Ruang Keluarga Pribadi, Istana Negara
Pukul 21.00 WIB
Malam itu, suasana di ruang keluarga pribadi terasa sedikit berbeda dari kehangatan dan kelegaan yang biasanya menyelimuti setelah Nisa dan Reza berhasil mencuri waktu berdua di akhir hari yang panjang. Nisa duduk bersandar di sofa empuk favoritnya, mencoba membaca ringkasan laporan harian dari para menteri, tetapi konsentrasinya mudah buyar.

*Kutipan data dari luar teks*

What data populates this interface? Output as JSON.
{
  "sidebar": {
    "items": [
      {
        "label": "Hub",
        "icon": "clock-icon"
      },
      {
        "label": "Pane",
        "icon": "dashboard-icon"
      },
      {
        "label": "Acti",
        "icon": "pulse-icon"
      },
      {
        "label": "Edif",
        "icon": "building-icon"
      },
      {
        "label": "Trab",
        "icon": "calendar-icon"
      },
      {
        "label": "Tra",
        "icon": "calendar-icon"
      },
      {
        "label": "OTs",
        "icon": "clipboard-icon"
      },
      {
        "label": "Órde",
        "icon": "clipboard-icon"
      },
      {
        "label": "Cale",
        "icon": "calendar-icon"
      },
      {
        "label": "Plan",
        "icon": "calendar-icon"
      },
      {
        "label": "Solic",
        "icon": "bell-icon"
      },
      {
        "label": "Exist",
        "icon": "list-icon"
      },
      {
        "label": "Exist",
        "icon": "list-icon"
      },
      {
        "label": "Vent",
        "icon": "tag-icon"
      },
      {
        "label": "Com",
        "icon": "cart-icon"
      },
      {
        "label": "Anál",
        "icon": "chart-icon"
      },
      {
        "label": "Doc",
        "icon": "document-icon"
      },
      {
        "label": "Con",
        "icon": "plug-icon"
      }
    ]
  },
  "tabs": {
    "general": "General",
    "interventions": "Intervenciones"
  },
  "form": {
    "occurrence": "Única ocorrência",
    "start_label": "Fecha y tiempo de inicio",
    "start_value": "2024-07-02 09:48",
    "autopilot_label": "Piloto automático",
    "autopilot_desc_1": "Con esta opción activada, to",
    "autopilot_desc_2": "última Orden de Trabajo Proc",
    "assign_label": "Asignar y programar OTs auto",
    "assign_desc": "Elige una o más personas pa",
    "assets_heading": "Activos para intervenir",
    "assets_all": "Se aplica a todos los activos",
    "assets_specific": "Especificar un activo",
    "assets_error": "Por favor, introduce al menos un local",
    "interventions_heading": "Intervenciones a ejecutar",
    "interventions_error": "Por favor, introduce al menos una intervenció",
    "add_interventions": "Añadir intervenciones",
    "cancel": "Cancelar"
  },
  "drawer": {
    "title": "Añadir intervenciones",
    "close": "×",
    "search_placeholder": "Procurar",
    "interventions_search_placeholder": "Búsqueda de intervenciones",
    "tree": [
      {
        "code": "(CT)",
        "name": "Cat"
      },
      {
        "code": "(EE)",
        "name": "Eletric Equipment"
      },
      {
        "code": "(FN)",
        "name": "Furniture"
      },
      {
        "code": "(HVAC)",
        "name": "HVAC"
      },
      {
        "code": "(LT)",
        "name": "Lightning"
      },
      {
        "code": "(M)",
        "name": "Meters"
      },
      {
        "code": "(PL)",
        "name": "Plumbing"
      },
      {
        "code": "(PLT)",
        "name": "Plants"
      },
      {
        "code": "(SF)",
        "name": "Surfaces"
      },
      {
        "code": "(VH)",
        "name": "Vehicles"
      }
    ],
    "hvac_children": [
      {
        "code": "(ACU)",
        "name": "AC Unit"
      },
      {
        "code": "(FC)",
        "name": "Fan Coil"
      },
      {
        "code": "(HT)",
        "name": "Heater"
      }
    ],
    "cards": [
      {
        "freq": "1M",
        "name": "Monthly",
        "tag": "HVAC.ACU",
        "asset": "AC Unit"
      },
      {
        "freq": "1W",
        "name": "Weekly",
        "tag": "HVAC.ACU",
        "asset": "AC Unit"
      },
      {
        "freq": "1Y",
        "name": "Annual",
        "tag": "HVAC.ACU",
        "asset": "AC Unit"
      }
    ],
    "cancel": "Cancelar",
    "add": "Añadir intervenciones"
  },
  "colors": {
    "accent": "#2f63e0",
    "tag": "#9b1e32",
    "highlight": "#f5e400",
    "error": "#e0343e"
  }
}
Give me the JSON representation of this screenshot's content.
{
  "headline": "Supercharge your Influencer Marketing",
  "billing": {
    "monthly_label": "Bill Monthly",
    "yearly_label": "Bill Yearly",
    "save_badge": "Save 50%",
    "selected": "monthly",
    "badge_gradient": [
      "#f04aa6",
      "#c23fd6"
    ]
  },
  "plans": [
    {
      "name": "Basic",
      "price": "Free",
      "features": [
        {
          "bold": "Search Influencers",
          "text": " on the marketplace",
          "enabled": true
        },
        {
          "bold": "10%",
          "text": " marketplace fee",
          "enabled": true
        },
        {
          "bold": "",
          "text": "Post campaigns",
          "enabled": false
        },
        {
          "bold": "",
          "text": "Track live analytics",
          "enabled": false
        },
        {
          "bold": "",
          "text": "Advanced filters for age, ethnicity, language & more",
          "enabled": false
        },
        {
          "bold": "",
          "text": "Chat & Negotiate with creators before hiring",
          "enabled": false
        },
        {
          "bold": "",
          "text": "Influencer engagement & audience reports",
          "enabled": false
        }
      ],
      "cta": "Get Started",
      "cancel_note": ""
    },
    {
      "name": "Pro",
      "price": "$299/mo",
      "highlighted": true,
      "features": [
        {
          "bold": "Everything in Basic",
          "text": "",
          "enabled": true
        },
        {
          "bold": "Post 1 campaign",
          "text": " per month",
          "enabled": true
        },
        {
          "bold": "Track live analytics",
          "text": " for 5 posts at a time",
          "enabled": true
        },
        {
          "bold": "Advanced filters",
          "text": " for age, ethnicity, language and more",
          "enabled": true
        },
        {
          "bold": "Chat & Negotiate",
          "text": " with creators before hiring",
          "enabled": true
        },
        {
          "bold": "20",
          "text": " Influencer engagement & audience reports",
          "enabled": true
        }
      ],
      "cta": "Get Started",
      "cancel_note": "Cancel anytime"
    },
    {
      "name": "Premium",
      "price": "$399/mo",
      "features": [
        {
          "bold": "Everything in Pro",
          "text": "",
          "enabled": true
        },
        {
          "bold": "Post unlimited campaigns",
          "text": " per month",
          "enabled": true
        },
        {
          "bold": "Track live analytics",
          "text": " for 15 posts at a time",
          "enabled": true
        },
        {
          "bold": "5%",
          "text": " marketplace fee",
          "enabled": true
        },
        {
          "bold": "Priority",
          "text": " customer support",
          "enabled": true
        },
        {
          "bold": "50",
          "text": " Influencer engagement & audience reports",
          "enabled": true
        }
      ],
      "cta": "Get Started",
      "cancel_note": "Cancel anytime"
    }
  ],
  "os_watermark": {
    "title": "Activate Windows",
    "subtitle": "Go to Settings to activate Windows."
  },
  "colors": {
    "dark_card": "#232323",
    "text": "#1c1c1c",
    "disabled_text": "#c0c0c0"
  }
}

Bayangan grafik sentimen media sosial yang didominasi warna merah dan kuning tadi pagi, serta laporan Alex tentang rencana demonstrasi, terus melintas di benaknya. Kelelahan dari rentetan rapat dan analisis strategi seharian mulai terasa menggigit hingga ke tulang.
Reza masuk ke ruangan setelah menerima panggilan telepon yang terdengar cukup lama dan serius di ruang kerjanya yang terhubung. Wajahnya tampak sedikit keruh, berbeda dari biasanya yang selalu bisa melepaskan beban pekerjaan saat sudah memasuki area privat mereka. “Dari siapa tadi, Mas? Kelihatannya serius sekali," tanya Nisa sambil meletakkan tablet laporannya di meja kopi.
"Salah satu kawan lama di organisasi keagamaan Z," jawab Reza sambil duduk di samping Nisa, mengambil jarak sedikit lebih jauh dari biasanya. Ia menghela napas berat. "Dia baru saja mengirimiku tautan video rekaman ceramah terbaru dari pimpinan pusat mereka tadi sore. Isinya ... cukup keras, Yang."